One thing about Indians attracted Egress more than any other: They were in touch with their anger. He used to talk about
his attraction with his analyst.—They're so damned self-
entitled
! he would exclaim.—You can take everything away from them, their land, their history, their whole culture, for god's sake, and they still come back at you with that wonderful drunken Indian thing! It's incredible!

And sure enough, when they got to the Tam, all the Indians started ordering double boilermakers three at a time, and in fifteen minutes they were fighting with each other and anyone else who'd hung around. They broke all the furniture and glass in the place and, with Egress joining in, paid for the damage and moved on to the next place, a hotel bar called Lulu's, where, Egress had assured them, there would be “plenty white wimmen.”

It was at Lulu's that Egress told the head Indian, whose name was Horse, about the plan he had received from the ghost on the parapet. Horse thought it ridiculous.—You white-eyes really go for that apocalyptic crap, don't you?

11.

—I'll tell you the one thing you white-eyes can't seem to learn from us, no matter how well-intentioned, disciplined, and sensitive you are. It's the distinction between the impulse to anger and the impulse to destroy. Too bad. Some of you make pretty good drunks, and except for that destruction impulse, your suicides are downright attractive, Horse said.

Egress unfortunately didn't hear him. He was eating his glass, and all he could hear was the snap and crunch of a mouthful of shards.

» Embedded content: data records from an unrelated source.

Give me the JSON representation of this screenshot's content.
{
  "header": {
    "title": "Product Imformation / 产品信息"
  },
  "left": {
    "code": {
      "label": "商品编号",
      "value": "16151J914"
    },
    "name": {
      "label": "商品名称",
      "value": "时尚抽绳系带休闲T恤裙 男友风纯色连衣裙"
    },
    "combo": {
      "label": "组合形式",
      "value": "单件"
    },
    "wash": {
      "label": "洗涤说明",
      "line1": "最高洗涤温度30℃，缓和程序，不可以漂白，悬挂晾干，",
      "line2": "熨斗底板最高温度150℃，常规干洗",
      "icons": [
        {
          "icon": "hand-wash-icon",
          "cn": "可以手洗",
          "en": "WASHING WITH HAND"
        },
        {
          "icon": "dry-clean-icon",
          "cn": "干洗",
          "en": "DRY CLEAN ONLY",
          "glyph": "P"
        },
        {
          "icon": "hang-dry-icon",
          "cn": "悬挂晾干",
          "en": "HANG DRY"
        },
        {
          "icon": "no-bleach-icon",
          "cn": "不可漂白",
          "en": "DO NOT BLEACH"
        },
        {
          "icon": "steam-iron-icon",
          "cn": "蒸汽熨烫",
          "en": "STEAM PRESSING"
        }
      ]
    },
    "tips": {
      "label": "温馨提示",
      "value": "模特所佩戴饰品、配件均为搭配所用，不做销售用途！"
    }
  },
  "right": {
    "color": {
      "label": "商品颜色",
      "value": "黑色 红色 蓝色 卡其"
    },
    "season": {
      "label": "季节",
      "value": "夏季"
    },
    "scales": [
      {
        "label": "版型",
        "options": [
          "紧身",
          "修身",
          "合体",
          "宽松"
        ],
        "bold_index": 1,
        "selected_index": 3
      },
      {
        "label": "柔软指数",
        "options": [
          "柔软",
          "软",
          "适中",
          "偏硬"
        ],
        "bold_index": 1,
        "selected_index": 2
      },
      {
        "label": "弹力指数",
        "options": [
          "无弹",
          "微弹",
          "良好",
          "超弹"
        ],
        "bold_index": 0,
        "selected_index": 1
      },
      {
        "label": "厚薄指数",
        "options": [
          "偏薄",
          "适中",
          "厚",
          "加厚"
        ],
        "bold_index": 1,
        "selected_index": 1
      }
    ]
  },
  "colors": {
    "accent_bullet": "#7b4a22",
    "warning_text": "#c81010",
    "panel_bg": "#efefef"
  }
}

—For example, Horse went on,—an Indian would never break his glass with his mouth, because, for an Indian, the impulse would never be to destroy, not the glass and certainly not his mouth. Rather, the impulse would be to hurl the glass, to create a missile, and if, as a result, the glass were shattered, it would not matter, for it would already have been converted, by anger, into something else. To illustrate his point, Horse threw
his own glass into the mirror over the bar and created a beautiful silver explosion.—Intentionality is everything, he said.—Everything.

12.

Egress fell off his chair, gagging and choking on his own blood. He had coughed unexpectedly and had torn open his throat with a sliver of glass, and in a short time he had strangled. The white people in the room were horrified and, looking for officials, ran out of the bar into the streets. The Indians knew it was an accident, so they continued to drink and brawl. They only got to town once a month and they wanted to make the most of it. They had liked young Egress, though, and, to honor that fact, they played “The Ballad of the Green Man” on the jukebox over and over, all night long, until dawn, when Horse hallucinated and thought the jukebox was a bear and attacked it with his hatchet. He made a beautiful robe of the skin and wore it proudly for the rest of his days.